This was another great year for our local beer scene where we saw breweries such as Able Seedhouse, Lake Monster, Lakes and Legends and many more open their doors for business. We saw Dangerous Man introduce their barrel aging program, Fair State and Indeed brought forth their sour programs, and Bad Weather got themselves a new home in St. Paul. With 2016 right around the corner, I decided to look ahead and forecast what we might see happen in the next 12 months.
1. Local collaborations: We haven’t seen a ton of this in previous years, but I think we’ve come to a point where we will see some breweries putting their best foot forward in unison to bring us some lively brews. Our friends over at the Growler have been hard at work putting together “In Cahoots” which is an event that they host every summer encouraging which encourages local breweries to collaborate on brews that people can enjoy at the event itself. Can you imagine the Hoops brothers collaborating on one? Now that would be one tasty beverage.
2. Special beer verticals in taprooms: Now that some of these breweries have been in operation for a couple years, I think we will begin to see “mini-events” that feature verticals of vintage specialty beers. Take Steel Toe for instance. They held an event back in November called “A Barrel-Aged Trifecta” which featured 2015 Barrel-Aged Dissent, 2012 Barrel-Aged Lunker, and 2014 Barrel-Aged Lunker available as a flight or on their own. I could see breweries like Surly or Indeed doing something similar with Rum King or Darkness, and the turnout would be huge.
3. Locally made cocktails on tap lines at notable bars around town: Technically this is already happening at Republic Seven Corners right now where Tattersall has a couple different “pre-mixed” cocktails available on tap. This is certainly a way for local distilleries to get their products into popular bars around town and showcase some of the flavors, all while maintaining the consistency by eliminating poorly made drinks. I could see this gaining momentum as the popularity of locally made spirits seems to be on the rise.
4. The rise of the Lager: Lagers have a bad reputation over the years thanks to large breweries that are more interested in volume than flavor. This is a big misconception in that you can make some damn tasty Lagers without sacrificing quality or flavor. Expect to see a rise in Lagers (such as Pilsners, California Common, Amber Lagers, etc) being brewed around town and maybe with a little twist—especially at smaller breweries (think Town Hall) where they have more freedom to change up their beer menus frequently.
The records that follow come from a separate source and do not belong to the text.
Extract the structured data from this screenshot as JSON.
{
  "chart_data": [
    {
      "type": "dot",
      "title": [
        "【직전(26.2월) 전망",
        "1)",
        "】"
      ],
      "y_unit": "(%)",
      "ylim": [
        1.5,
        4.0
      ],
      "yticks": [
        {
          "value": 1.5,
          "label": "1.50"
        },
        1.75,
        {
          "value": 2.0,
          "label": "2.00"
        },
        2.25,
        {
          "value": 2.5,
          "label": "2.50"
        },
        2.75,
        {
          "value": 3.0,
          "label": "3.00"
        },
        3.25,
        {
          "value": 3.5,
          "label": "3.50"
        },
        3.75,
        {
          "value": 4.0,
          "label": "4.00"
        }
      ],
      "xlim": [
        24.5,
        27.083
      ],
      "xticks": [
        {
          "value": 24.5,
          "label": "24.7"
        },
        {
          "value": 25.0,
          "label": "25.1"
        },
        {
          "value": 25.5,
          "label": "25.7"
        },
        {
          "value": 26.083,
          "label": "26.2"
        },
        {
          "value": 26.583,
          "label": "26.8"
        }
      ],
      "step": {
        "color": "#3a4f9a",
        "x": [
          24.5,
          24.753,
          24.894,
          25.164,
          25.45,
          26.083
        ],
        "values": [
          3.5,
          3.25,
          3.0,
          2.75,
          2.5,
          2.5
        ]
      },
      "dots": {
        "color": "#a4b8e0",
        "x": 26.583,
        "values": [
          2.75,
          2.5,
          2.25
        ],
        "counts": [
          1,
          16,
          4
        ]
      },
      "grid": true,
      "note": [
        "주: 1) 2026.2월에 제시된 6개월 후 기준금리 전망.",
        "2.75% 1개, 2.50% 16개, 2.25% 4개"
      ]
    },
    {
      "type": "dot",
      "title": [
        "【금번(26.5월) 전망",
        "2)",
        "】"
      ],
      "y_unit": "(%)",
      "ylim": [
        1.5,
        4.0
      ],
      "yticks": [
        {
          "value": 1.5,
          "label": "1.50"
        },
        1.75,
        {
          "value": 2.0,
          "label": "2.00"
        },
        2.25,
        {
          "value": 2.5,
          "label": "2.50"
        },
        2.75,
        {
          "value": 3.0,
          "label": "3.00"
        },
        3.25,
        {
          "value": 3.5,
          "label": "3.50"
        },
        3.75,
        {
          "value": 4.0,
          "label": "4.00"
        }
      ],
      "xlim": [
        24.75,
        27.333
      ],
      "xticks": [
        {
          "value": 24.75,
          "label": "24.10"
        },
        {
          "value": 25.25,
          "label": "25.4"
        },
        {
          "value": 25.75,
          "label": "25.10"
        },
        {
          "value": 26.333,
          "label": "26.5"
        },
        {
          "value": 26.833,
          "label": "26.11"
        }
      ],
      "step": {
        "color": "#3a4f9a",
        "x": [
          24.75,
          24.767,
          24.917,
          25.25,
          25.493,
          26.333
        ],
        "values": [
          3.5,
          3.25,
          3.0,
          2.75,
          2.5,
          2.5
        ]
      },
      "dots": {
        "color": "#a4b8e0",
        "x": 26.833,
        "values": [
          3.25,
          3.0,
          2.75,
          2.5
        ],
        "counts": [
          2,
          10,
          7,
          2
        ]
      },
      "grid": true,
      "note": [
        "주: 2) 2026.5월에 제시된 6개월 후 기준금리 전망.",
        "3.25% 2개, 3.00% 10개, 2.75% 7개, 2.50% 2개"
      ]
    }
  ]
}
5. The “death” of struggling breweries: No one wants to think this will happen, but it is inevitable that at some point some of these breweries will not make it. I honestly don’t think there will be a lot of this going on at this point, I just feel that this might be the year we see one or two turn off the lights. This should also serve as a reminder to support your local brewery and give them honest feedback so that they can fix any issues with their beer, service etc. Trust me, they’d rather hear that than close up shop.
You heard it here first folks, mnbeerdeathwatch.com coming in 2016! Who will be the next to go?
In CaHoops would be awesome!
Great points. Totally agree.
We don’t want to see it but some breweries in this state and elsewhere are going to fail. It’s something many seem to not want to talk about but it’s going to happen. Breweries can no longer survive simply by existing. There are far too many breweries for the weak ones to survive anymore. Those that don’t make great product are going to fall away.
Really looking forward to 2016 for the Minnesota beer scene.
Ben wrote: “We don’t want to see it but some breweries in this state and elsewhere are going to fail. It’s something many seem to not want to talk about but it’s going to happen.”
Agreed. Must be something about upper midwestern character? 😉
Most of my friends in the hobby are ecstatic: SO MANY new taprooms to hit!
But beyond these few, lifelong hobbyists are those who’ve been drawn in during the double-digit segment rise of Craft Beer -the “Surly Era”- approximately. Many are drawn in by social media promotions and the anticipation which that is meant to elicit, and will be among those packing the place on opening night, just to be among the hoi polloi.
Others will hit a place once, indulge in the sampler, and grab a growler, never to return. Still others are either more forgiving or more fair (take your pick) and visit once or twice more before passing judgement.
But it takes more than casual ‘beer tourism’ and opening night hoopla to keep a taproom afloat. Dedicated patronage is a must, and I hope that the many new outfits will be able to make that happen.